Je pourrais préciser que je n'arrive jamais à écrire/ prononcer le nom de Mathieu Saïkaly correctement. Que je fais donc ici un effort surhumain. Je pourrais ajouter que lors de son spectacle avec Nicolas Rey à la Maison de la Poésie, Mathieu Saïkaly chantait pieds nus. La première fois j'ai trouvé ça charmant. La seconde fois aussi. Là-bas aussi, son visage juvénile et doux conjuguait timidité attachante et sourire malicieux. La première fois et la seconde fois y compris. A chaque fois, à quelques centimètres de moi dans cette cave miniscule et hors du temps, il a chanté Cat Power et Elliott Smith et je me suis dit qu'il avait trouvé chaussure à son pied, la douce folk, le sentiment de destruction en moins semblait t-il. A chaque fois aussi, il a enchaîné les Gainsbourg, Souchon, Brel et je me suis dit qu'il avait un coup à jouer dans la chanson française. Au départ j'ai cru naïvement que j'allais à ce spectacle pour Nicolas Rey et la beauté des textes lus, mais en vérité après réflexions, j'ai compris que j'avais autant d'attention pour Rey que pour Saïkaly. Je me disais qu'il fallait être un type bien pour être ami avec un type pareil, qu'il fallait être un chic type pour chanter « I want you » de Dylan avec autant de fraîcheur, de naturel. Que c'était tellement puissant dans la douceur que le spectacle à peine commencé, j'en aurai chialer de cet instant-là précisément.
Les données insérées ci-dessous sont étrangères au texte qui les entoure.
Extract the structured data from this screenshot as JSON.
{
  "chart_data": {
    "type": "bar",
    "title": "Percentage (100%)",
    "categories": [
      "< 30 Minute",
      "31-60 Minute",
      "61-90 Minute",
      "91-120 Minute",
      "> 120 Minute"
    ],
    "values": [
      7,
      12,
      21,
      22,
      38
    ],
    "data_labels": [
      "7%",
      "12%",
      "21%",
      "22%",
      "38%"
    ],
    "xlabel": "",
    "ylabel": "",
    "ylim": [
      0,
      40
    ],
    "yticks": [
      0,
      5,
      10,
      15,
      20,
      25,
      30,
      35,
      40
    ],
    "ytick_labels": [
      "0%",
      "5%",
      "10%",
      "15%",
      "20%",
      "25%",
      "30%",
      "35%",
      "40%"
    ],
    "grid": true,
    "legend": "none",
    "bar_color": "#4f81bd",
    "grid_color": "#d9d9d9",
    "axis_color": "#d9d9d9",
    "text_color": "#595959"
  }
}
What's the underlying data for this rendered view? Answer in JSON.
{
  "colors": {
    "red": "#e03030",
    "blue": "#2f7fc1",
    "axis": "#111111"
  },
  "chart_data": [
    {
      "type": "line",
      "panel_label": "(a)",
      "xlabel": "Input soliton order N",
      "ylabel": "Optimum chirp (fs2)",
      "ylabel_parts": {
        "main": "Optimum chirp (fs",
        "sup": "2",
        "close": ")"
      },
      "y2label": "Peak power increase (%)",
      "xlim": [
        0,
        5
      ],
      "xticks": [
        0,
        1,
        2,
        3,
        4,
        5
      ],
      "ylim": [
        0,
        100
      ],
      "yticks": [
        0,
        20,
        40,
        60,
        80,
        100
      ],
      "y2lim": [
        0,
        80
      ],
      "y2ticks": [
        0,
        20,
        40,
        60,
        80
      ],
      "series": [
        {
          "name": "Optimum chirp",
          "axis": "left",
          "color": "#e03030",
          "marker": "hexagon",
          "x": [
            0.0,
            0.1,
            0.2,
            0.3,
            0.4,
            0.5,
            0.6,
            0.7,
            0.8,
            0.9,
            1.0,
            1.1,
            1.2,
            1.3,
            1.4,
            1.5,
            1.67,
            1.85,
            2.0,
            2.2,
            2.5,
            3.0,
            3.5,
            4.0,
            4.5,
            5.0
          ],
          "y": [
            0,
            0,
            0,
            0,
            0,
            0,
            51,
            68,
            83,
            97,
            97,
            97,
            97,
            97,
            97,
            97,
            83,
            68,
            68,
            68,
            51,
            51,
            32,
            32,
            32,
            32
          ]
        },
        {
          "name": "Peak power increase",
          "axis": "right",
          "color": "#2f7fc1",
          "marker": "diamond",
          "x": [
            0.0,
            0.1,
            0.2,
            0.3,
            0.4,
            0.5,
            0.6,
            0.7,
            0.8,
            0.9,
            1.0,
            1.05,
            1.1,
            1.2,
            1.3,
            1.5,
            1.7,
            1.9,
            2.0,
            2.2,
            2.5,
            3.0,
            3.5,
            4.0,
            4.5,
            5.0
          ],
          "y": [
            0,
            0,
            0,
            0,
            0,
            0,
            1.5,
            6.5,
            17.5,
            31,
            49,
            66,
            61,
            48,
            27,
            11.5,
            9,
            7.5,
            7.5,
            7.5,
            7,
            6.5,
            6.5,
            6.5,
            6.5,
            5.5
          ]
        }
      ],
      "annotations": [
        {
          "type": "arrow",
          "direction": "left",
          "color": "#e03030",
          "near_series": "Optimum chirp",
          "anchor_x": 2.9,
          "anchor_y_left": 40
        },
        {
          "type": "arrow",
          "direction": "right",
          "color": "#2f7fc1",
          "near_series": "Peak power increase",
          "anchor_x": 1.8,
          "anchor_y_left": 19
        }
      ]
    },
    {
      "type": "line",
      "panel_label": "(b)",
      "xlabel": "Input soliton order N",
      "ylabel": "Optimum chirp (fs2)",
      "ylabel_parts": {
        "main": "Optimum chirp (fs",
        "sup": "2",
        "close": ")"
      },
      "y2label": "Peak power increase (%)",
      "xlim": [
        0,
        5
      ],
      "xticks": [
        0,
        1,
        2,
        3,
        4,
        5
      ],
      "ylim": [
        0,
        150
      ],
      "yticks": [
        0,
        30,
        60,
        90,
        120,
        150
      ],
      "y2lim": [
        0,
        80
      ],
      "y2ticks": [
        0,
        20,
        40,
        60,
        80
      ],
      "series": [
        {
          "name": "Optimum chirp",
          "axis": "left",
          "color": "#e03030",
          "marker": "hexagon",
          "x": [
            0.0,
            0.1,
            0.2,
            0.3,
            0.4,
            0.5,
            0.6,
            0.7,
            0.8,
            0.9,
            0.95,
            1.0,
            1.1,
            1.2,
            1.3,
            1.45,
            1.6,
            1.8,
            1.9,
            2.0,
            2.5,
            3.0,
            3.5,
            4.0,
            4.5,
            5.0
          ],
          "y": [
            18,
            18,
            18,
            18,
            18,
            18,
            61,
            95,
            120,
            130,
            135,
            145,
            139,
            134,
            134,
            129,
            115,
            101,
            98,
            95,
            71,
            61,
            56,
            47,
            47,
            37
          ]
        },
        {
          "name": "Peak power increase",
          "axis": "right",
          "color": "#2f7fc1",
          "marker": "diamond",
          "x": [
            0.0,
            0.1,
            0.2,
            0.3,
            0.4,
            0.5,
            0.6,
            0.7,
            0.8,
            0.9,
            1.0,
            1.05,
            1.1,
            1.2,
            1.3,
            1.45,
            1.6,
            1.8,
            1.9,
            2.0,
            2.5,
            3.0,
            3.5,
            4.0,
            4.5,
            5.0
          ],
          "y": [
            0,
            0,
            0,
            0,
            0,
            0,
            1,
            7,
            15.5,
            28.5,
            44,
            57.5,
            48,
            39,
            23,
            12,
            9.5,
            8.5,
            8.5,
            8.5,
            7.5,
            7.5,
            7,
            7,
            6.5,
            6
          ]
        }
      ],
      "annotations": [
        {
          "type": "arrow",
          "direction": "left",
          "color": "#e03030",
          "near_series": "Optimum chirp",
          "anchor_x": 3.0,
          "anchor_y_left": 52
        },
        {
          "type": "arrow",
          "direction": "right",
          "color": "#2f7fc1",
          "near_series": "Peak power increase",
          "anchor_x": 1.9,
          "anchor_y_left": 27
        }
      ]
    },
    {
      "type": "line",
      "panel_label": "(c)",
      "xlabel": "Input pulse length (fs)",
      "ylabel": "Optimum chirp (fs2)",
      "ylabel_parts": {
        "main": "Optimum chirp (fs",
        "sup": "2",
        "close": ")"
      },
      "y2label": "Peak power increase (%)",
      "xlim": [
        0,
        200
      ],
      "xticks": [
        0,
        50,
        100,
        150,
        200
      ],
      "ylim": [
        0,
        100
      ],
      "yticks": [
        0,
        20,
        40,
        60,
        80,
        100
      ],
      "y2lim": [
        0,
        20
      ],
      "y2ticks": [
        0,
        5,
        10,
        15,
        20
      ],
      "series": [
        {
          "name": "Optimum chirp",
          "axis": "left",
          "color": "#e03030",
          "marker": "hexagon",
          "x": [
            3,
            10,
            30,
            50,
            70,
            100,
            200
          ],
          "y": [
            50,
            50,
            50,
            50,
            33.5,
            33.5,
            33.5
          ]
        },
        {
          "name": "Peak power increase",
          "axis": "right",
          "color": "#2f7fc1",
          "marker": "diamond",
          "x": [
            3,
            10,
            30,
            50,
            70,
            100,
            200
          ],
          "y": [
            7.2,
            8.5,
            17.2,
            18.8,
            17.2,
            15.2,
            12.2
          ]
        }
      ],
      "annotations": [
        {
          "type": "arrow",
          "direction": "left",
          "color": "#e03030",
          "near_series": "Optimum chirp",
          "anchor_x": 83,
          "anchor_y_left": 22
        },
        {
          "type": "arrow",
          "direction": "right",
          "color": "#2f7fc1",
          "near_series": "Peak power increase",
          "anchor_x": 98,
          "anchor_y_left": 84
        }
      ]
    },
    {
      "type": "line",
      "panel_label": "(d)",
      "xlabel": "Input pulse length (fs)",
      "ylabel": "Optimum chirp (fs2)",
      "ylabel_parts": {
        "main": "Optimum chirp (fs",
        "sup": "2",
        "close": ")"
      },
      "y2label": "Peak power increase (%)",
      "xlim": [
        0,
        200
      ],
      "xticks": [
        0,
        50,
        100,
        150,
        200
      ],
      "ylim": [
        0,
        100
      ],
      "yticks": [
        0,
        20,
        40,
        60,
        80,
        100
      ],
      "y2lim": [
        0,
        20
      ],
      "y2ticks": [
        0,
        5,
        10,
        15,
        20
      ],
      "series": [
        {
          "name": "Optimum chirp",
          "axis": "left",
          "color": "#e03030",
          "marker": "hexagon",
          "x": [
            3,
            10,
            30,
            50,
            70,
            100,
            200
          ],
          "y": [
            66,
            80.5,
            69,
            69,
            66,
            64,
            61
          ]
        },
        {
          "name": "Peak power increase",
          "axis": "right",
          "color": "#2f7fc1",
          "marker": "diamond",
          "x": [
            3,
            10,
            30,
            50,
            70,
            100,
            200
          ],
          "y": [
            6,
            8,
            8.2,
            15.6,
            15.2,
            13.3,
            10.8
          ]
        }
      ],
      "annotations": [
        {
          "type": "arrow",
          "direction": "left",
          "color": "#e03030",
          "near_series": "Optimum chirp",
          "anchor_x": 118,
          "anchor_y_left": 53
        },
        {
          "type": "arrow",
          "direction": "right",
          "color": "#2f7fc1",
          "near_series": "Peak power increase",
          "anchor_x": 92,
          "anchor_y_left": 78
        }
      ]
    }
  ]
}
La délicatesse de Saïkaly à reprendre sans prétention, tout en douceur, des classiques qui parlent à la mémoire collective c'était le sujet même de ce spectacle dont je ne me lasse pas d'écrire les louanges (ici notamment).

 

Pas de classiques sur le premier EP à venir (9 mars prochain) de Mathieu Saïkaly, juste un univers d'une douce folie. « Ses chansons se balancent toujours » écrit Nicolas Rey, peut-être parce qu'à 21 ans il a l'âge légitime pour se poser 15 000 questions, notamment sur ce premier titre, Cliché Cosmique. « Je me pers dans la danse des mots, le sens des choses ». Toujours en grattant sa guitare, toujours en imposant son rythme joyeux, sans agacer, sans énerver, juste ce qu'il faut comme dose pour contempler et sourire béatement. Saltimbanque au déséquilibre parfait, le jeune artiste chante aussi bien en français qu'en anglais ("From Glass to ice"), prolongeant avec grâce la comparaison avec Ellioth Smith qu'il reprend à merveille sur sa chaine You Tube ("Angeles", courez-y). Je me disperse... Comme Mathieu. Un chanson joyeuse, une qui spleen en anglais, une comme une ravissante berceuse, une instrumentale et une avec un texte lu de l'ami Nicolas posé sur un air de guitare puis de ukulele. La folie pure, douce, entre l'ivresse de vivre et de devoir mourir, entre un texte fou typique de Rey et la voix mélancolique de Saïkaly qui le ponctue. Ces deux garçons se sont si bien trouvés. Rey boucle par "Le fou n'a rien à dire mais il le dit en chantant" et Saïkaly boucle en chantant naturellement. Cet instant sur le fil, volé au temps, comme un désir de ralentir le mouvement d'un disque en lisant un texte prouve que l'artiste est à l'inverse de l'air du temps. Fou à sa manière. Pas pressé  et contemplatif de sa propre folie dans l'accalmie. Un artiste qui ralentit le rythme dans l'ultime but de satisfaire sa quête de compositions précieuses. Ca me revient maintenant, un des livres de Nicolas Rey se nomme La Beauté du geste. Le terme convient si bien à ce premier EP. La Beauté des gestes de Saïkaly, au chant, à la guitare, au ukulele, à l'écriture, à la compo. La beauté des gestes du jeune premier.